2028 was never MPE's end of life date
December 4, 2017
Even though it was designed in the late 1960s, MPE never had an end of life date. Hewlett-Packard chose to call its end of business deadline for MPE/iX the 3000's end of life. HP was done in December of 2010, but the end of life claim was never true. Now we've learned that not even the expiration of the CALENDAR intrinsic's accuracy, in 10 years from this month, won't make the 3000 die, either.
During the latest CAMUS conference call, a few developers and support providers made the future clear. The year 2028 would not be the moment when a 3000 would fail to boot up and run software including the MPE/iX OS. This was only the year when CALENDAR wouldn't be useful.
"I'm hearing the system won't roll over and die on January 1, 2028," said one 3000 owner during the call.
"Correct," said Doug Werth at Beechglen. "There are some things that may stick at 2027, depending on how the code was written." Some dating features go back to 1900 for the YYYY elements of the date fields. "There are a lot of places in the operating system that still use the CALENDAR format," Werth added.
Support providers can prepare repairs for the places where MPE uses CALENDAR. The seven companies with source code for the 3000's OS, such as Pivital Solutions, can craft more elegant solutions.
Terry Floyd of the Support Group said MANMAN calls CALENDAR in the subroutine SLJDMPE, "which is used all over the place." Floyd has identified and outlined a repair for MANMAN's source code that permits the MPE/iX application to run until 2049.
Nobody has had much conversation about another alleged end of life date for alternatives to MPE/iX. Unix and its date handling routines stop being accurate in 2038. It's also true for Linux, which drives a lot of the enterprise applications that have tried to replace 3000 apps, as well as much of the cloud-based servers like Amazon's. End of life is not a phrase used in that discussion, one so prevalent that Year 2038 has its own Wikipedia page.
Embedded Linux is getting some attention for its date failure situation. Linux uses a 64-bit time_t for 64-bit architectures only; the pure 32-bit Application Binary Interface would not be changed due to backward compatibility. Embedded Linux systems would then support 64-bit time_t on 32-bit architectures, too.

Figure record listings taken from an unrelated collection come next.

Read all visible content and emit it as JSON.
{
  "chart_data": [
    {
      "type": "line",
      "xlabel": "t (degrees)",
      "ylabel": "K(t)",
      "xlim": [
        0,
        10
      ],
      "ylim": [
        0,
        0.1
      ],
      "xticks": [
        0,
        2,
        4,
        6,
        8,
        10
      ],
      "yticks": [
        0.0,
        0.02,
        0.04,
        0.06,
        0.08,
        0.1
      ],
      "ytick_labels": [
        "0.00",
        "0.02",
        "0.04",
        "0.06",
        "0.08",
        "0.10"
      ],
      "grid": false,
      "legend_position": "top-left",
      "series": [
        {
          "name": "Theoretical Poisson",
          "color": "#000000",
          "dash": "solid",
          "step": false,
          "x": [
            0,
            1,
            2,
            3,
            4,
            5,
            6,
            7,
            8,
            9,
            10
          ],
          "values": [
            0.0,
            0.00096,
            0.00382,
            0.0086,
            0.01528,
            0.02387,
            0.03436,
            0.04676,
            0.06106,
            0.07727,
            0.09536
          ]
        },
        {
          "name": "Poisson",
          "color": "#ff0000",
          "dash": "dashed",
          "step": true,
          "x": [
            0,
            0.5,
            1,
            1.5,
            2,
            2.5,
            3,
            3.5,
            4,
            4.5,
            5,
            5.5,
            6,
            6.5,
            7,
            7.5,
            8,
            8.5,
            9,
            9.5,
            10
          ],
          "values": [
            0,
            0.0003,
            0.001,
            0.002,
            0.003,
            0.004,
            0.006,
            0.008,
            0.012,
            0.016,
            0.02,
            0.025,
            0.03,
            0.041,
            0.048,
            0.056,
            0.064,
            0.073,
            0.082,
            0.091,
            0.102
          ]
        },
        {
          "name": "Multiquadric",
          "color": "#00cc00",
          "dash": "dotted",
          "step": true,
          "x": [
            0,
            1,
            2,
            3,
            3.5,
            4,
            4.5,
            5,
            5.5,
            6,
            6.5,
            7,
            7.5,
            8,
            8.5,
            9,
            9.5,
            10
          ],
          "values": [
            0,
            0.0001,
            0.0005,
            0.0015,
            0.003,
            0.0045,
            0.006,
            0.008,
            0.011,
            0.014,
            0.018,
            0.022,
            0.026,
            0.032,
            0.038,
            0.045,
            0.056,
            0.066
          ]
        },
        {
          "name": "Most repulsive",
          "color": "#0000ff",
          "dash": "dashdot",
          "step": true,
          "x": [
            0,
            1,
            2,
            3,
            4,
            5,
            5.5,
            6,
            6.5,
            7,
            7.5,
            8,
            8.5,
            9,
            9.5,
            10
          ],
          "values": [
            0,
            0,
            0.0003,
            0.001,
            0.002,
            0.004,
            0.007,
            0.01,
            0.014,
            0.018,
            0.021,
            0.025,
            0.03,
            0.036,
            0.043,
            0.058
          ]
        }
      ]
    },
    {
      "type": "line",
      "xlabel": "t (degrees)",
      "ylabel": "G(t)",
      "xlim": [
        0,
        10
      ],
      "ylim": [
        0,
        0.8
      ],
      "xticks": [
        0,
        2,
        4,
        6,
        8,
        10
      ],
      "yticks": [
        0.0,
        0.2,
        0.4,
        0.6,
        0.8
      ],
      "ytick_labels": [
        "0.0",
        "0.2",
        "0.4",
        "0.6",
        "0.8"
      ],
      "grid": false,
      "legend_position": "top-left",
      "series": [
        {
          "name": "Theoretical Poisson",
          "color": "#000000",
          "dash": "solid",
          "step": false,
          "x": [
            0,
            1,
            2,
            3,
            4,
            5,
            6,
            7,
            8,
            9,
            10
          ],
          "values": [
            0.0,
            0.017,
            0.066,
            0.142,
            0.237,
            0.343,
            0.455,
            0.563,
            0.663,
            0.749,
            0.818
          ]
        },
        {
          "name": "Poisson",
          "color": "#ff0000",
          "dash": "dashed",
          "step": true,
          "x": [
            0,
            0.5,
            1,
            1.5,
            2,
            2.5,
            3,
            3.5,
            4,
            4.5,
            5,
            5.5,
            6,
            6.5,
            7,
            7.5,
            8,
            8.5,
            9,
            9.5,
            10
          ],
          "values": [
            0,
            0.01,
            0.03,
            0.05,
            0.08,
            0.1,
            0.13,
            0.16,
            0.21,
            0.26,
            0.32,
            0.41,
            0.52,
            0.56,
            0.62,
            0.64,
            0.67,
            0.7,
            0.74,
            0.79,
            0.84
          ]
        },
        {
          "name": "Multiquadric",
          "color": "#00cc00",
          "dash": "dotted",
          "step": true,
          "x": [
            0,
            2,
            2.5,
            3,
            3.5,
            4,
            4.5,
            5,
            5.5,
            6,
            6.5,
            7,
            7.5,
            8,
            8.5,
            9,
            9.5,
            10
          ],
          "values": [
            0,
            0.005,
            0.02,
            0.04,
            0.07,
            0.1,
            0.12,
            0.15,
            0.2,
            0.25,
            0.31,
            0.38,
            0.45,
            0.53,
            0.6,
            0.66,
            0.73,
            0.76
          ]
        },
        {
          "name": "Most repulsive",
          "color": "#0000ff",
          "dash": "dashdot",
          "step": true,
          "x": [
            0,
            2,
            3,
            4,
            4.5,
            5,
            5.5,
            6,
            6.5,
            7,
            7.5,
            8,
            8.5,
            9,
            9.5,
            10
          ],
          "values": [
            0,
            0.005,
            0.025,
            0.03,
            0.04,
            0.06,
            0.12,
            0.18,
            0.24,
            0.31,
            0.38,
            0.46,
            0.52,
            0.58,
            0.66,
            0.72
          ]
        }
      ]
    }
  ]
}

At least MPE's CALENDAR will continue to provide the correct date of the correct month on the first day of 2028. A pivot point might be one way to resolve that for any customer who cannot modify application source code. The modification would use HPCALENDAR as a replacement for CALENDAR.
As we expected and hoped, MPE experts are already thinking about how to resolve Y2028. That they'd be doing so here in 2017 should be proof enough that the end of life of MPE/iX is far away. That's not so for the HP 3000—although an emulated 3000 has got a hardware end of life. Stromasys Charon relies on Linux, so there's work afoot to resolve that, too.